Überlegen wir uns folgendes: „Kundenkarte haben wir?“ bedeutet ja letztendlich nur, dass der Aussteller selbiger Karte gewisse Informationen gewinnt. Zum Beispiel: Wer Chips und Bier kauft, der kauft auch ein bestimmtes Duschgel, ein bestimmtes Sugo, einen speziellen Nassrasierer. So what? Naja, ein Sonderangebot hier, eine Rabattaktion da und schon zahlt man mehr als zuvor, weil der Preis eines der fixen Bausteine dann unbemerkt doch deutlich angehoben wurde. Vielleicht nicht, vielleicht aber auch schon. Haben Sie je darauf geachtet?

Aber denken wir größer, Hashtag Gläserner Mensch. Je öfter wir mit Plastik bezahlen – und da ist es letztendlich egal, ob mit Kredit- oder Bankomatkarte – desto mehr Daten liefern wir. Wer die Daten abschöpft und was er damit tut, wissen wir nicht. Und nein: Wer nichts zu verbergen hat, hat nichts zu befürchten, das gilt als Argument ganz einfach nicht.

Welche Informationen könnte die Finanz gewinnen, wenn sie Geldströme des Einzelnen lückenlos verfolgen kann? Herr Mustermann gibt an, per anno eine Summe X zu verdienen, gibt aber X+ aus? Wie geht denn das? Gibt es etwa unversteuerte Einnahmen? Legeren Zugriff auf ein späteres Erbe? Einen florierenden Drogen- und Waffenhandel mit andorranischen Freischärlern?

Hach, immer diese verqueren Verschwörungspraktikanten.

Quiet Please. Lassen Sie uns den Gedanken mit größerer Ernsthaftigkeit verfolgen. Wie fällt eine Bonitätsprüfung aus, wenn ihr potenzieller Kreditgeber zweifelsfrei und centgenau erkennen kann, wofür Sie ihr Geld in der Vergangenheit ausgegeben haben? Werden Sie als Wohnungsmieter in Frage kommen, wenn der Hausbesitzer über ihre privatesten Vorlieben vielleicht noch besser Bescheid wissen kann als ihr Partner? Kann ihnen Ihr Vorgesetzter das Leben am Arbeitsplatz zur funkensprühenden Hölle machen, weil er sich ihrer Abhängigkeit von diesem mies bezahlten Drecksjob absolut sicher sein kann?

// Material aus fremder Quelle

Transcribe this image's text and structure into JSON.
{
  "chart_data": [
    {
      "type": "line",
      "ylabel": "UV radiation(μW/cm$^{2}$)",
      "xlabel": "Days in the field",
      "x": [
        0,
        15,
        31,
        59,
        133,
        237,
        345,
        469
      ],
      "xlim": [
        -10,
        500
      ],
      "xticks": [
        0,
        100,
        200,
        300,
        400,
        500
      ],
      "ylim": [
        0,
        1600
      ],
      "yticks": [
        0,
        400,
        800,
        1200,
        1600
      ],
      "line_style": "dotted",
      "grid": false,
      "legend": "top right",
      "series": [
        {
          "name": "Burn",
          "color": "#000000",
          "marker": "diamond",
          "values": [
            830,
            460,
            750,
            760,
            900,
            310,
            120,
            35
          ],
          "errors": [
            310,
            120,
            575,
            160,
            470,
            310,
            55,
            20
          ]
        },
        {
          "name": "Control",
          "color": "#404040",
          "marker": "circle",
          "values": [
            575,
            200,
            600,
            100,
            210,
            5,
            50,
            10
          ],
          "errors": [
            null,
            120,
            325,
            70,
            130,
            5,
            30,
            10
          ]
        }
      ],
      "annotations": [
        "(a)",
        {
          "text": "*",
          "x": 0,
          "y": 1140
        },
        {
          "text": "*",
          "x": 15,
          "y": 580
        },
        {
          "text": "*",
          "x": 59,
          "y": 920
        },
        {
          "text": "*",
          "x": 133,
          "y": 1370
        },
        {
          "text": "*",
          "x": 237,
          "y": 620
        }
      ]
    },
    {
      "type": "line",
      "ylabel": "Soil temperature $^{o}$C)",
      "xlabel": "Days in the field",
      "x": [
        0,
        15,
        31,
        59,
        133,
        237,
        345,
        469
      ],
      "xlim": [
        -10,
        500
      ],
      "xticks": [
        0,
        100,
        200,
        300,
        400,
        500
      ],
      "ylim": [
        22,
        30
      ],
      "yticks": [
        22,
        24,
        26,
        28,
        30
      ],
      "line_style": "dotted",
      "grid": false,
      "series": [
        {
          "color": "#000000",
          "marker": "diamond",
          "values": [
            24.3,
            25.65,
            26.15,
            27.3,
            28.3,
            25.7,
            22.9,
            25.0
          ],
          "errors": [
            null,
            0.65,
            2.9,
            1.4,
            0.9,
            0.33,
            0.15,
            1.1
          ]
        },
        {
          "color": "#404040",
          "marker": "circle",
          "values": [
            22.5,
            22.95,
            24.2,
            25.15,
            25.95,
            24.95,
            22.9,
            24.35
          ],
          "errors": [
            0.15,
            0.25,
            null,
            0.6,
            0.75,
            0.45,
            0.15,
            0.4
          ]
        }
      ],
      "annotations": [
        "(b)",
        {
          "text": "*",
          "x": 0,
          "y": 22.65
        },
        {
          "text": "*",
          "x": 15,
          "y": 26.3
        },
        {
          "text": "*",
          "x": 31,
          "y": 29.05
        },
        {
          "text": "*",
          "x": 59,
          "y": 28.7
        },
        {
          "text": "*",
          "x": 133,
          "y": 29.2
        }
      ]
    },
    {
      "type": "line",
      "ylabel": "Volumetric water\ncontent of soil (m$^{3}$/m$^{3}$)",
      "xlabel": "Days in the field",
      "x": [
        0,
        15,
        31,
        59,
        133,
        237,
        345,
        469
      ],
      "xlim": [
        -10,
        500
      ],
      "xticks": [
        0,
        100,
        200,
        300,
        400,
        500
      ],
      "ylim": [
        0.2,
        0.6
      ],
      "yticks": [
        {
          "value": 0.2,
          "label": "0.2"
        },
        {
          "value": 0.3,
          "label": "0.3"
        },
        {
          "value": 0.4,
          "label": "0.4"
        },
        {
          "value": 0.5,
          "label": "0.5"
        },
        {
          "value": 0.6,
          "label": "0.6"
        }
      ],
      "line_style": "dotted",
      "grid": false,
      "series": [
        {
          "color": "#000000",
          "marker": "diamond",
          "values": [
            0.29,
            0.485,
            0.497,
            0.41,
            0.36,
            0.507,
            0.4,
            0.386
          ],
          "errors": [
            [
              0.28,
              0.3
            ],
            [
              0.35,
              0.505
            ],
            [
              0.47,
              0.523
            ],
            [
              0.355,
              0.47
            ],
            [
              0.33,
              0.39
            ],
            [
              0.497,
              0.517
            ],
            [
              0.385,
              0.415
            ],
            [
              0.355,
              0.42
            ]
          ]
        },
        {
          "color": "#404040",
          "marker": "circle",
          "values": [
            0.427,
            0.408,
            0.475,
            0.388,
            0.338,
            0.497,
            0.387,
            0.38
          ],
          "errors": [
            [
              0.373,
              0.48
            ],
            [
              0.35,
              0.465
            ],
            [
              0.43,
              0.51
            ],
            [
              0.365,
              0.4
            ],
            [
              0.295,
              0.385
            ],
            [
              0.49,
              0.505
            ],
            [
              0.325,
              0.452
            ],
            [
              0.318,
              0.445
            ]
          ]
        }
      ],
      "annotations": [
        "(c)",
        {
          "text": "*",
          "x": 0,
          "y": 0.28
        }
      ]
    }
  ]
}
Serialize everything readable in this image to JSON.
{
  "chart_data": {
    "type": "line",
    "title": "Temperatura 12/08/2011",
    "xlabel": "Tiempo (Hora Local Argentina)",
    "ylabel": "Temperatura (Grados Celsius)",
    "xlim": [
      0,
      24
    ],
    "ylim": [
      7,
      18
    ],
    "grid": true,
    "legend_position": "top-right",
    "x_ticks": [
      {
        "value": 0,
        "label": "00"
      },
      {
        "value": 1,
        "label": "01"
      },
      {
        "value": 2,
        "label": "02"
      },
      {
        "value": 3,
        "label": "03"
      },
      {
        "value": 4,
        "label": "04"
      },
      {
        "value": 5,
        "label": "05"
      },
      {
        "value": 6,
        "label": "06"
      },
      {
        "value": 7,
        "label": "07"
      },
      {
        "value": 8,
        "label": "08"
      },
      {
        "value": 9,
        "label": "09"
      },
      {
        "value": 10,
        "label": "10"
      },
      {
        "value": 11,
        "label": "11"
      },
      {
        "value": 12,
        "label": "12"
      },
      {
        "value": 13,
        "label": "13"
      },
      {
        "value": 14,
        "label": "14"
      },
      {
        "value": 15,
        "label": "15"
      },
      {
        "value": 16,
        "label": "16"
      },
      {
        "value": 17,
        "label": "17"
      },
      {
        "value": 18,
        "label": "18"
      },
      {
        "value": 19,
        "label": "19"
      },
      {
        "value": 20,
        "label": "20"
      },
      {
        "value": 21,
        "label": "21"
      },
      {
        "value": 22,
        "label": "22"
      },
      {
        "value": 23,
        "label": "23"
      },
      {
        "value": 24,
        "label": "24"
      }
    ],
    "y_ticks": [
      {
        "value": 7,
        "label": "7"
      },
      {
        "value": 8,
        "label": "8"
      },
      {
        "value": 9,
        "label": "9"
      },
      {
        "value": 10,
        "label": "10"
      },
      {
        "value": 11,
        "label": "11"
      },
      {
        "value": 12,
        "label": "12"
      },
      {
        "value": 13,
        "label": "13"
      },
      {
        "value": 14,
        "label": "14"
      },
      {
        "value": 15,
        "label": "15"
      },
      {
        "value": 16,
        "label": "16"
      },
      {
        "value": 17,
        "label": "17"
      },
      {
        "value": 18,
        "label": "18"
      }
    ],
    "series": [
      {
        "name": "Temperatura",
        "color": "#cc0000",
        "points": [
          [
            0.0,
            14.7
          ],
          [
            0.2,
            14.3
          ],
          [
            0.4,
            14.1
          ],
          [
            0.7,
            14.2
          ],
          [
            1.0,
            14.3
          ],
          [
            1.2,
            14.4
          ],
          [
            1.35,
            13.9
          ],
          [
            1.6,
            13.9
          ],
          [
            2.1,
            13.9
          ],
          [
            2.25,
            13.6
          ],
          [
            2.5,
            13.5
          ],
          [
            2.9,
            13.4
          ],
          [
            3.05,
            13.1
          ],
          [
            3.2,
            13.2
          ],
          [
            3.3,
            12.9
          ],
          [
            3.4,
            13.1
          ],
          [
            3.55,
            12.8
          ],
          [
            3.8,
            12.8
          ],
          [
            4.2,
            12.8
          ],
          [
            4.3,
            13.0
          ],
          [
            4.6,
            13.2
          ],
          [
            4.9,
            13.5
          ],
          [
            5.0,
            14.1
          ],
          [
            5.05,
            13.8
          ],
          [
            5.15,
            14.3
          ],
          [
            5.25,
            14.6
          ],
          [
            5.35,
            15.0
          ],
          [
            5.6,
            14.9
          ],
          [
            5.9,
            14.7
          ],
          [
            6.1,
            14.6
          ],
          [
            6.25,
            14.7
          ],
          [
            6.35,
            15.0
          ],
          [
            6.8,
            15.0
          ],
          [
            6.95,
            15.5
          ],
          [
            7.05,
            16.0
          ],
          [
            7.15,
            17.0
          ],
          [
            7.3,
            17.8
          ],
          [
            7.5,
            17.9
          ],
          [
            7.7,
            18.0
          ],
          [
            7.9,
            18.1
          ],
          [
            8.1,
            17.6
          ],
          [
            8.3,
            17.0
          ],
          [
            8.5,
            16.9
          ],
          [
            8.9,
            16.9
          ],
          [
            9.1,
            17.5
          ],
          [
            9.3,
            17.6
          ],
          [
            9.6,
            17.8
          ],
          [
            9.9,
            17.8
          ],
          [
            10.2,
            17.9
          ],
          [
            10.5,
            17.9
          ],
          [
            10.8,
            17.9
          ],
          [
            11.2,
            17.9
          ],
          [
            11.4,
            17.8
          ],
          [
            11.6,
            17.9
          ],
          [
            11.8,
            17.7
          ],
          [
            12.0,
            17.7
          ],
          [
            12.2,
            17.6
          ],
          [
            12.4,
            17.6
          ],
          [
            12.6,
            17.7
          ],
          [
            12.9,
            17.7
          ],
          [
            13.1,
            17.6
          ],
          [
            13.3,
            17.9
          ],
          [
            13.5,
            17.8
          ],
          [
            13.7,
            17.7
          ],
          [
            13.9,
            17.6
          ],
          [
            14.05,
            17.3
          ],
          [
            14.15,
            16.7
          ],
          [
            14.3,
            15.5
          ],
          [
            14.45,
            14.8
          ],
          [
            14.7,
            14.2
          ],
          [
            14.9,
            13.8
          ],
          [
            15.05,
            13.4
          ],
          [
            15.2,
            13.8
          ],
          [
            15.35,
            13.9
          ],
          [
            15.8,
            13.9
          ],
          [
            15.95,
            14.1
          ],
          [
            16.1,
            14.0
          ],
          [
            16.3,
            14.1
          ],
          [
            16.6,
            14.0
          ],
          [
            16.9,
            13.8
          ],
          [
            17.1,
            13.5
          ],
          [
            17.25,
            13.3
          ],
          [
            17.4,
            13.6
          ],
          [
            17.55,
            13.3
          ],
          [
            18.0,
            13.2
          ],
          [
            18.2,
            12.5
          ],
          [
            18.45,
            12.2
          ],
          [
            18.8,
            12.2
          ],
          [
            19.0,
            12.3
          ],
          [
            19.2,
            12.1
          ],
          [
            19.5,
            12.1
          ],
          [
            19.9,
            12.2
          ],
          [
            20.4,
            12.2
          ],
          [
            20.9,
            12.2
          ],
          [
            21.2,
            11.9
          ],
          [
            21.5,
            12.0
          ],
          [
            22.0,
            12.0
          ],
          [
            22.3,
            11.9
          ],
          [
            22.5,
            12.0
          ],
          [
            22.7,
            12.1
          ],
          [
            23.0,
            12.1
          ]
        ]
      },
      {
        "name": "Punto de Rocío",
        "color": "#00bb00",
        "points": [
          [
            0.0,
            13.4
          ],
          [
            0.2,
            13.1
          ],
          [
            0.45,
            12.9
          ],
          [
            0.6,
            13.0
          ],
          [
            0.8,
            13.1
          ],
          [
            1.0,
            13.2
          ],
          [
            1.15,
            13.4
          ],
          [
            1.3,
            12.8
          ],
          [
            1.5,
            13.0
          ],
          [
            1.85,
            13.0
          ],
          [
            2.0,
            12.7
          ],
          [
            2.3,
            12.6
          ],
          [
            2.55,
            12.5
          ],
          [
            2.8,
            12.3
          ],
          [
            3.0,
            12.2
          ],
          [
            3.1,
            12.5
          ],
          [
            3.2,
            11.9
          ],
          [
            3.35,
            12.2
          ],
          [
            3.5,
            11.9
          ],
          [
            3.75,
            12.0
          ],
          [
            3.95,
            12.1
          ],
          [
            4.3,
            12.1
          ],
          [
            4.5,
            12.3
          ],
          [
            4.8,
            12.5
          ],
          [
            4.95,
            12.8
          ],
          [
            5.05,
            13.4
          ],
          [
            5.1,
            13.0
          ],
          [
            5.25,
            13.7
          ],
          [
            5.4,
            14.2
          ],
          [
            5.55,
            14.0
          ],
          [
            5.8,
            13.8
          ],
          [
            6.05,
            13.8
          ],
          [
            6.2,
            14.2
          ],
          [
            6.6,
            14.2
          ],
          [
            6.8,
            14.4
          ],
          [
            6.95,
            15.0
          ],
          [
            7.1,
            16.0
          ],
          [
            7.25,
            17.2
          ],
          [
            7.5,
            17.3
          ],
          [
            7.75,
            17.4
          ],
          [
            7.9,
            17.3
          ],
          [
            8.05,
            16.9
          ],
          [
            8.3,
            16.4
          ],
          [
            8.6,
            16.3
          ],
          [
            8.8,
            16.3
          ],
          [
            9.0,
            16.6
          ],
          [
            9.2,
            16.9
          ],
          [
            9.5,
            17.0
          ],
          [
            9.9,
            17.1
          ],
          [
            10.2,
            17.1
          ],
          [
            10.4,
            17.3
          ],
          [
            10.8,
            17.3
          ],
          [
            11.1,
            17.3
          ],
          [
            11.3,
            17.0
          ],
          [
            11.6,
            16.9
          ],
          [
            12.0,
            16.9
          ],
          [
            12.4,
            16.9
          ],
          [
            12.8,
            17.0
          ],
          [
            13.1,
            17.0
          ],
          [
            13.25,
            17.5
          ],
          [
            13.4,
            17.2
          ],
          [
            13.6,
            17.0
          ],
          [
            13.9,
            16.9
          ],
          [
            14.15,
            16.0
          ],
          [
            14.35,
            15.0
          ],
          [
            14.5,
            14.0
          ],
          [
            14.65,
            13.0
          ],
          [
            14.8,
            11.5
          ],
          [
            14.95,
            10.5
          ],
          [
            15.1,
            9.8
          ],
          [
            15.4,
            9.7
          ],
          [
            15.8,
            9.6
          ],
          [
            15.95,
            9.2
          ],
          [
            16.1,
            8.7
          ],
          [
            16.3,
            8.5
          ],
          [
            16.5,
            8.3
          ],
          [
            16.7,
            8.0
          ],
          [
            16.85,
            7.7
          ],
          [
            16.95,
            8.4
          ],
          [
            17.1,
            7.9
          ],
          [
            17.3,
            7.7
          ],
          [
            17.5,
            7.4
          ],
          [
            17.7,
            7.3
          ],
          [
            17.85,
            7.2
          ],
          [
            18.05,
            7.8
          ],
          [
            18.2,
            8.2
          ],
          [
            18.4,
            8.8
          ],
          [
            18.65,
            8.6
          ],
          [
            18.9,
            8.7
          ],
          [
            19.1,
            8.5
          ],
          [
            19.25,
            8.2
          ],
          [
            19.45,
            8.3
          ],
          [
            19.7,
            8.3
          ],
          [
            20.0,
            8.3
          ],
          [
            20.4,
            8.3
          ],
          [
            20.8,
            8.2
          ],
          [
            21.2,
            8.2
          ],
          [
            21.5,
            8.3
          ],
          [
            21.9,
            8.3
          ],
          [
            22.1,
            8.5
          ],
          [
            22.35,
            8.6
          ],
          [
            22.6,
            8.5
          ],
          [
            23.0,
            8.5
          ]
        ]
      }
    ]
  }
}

Okay, aber wer soll hinter diesem großen Plan stecken? Die Bilderberger? Die Illuminaten? Die Freischwimmer oder Tempelmaurer? Gewisse Kreise an der Ostküste?

Keine Ahnung. Aber wir werden es herausfinden und einen Preis dafür bezahlen. Und bei dem wird es wurscht sein, welcher Groschenbetrag hinter dem Komma steht.